Federal Farm Credit System (FFCS) Definition
The Federal Farm Credit System is a group of banks or other specialty financial organizations that finance US farming and ranching activities. The FFCS is comprised of:
- 3 Farm Credit Banks (FCBs),
- 72 Agricultural Credit Associations(ACAs),
- A Federal Land Credit Association (FLCA), and
- an Agricultural Credit Bank (CoBank).
The CoBank is a capital lender to the ACAs, the FLCA, and. can provide loans to Agricultural Credit Associations, the Federal Land Credit Association, agricultural cooperatives, rural utilities and aquatic cooperatives. It also helps to finance imports and exports of U.S. agricultural products and provides international banking services for farmer-owned cooperatives.
A Little More on What is the Federal Farm Credit System (FFCS)
The Federal Farm Credit System evolved from the creation of Federal Land Banks and National Farm Loan Associations, as part of the Federal Farm Loan Act of 1916. In 1923, the Agricultural Credits Act established twelve Federal Intermediate Credit Banks to provide farmers with short-term loans through cooperatives. In 1968, once all loans made through these cooperatives were repaid, the cooperative organizations were wholly owned or controlled by the cooperative members.

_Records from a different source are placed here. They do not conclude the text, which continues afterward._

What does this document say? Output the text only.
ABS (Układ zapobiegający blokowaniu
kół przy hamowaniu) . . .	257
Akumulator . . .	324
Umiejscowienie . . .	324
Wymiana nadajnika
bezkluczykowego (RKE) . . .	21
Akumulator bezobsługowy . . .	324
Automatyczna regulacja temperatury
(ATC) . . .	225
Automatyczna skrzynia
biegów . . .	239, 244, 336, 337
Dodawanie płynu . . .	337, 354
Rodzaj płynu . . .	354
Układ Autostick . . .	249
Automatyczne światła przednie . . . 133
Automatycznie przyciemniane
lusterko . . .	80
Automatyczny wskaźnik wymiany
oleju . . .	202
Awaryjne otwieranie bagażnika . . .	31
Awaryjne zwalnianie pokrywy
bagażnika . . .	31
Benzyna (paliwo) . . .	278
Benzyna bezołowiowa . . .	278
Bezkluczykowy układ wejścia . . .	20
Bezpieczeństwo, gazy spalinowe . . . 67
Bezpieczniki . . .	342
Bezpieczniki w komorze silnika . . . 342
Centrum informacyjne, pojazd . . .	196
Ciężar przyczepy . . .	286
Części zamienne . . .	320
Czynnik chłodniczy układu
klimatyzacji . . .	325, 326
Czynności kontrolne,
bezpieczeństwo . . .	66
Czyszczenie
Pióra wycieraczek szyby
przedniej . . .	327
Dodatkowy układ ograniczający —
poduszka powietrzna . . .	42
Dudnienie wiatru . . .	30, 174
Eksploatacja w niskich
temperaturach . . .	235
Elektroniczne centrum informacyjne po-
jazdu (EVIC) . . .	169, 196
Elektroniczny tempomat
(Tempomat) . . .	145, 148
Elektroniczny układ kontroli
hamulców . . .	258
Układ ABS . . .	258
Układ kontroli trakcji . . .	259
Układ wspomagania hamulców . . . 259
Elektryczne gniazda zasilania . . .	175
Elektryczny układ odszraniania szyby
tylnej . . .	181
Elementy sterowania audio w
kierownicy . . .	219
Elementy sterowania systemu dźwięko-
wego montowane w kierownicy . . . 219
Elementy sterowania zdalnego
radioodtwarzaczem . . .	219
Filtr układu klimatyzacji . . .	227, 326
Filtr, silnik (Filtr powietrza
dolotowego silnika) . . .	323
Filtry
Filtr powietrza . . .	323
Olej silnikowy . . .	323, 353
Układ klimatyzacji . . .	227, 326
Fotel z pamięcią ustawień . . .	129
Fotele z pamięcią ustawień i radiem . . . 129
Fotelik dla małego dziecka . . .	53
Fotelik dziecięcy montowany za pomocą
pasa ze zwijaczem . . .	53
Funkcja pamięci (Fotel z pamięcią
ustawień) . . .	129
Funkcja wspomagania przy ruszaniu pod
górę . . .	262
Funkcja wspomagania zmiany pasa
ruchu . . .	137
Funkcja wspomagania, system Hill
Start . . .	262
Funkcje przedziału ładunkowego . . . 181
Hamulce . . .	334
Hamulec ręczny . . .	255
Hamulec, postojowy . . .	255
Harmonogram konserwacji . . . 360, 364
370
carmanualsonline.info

The Federal Farm Credit System suffered financial through the 1970s and 80s because of rising costs and competition. In 1985, Congress passed the Farm Credit Amendment Act and amended it further with the 1987 Agricultural Credit Act, which increased regulation and extended additional credit to the organization. It also created the Federal Agricultural Mortgage Corporation (Farmer Mac).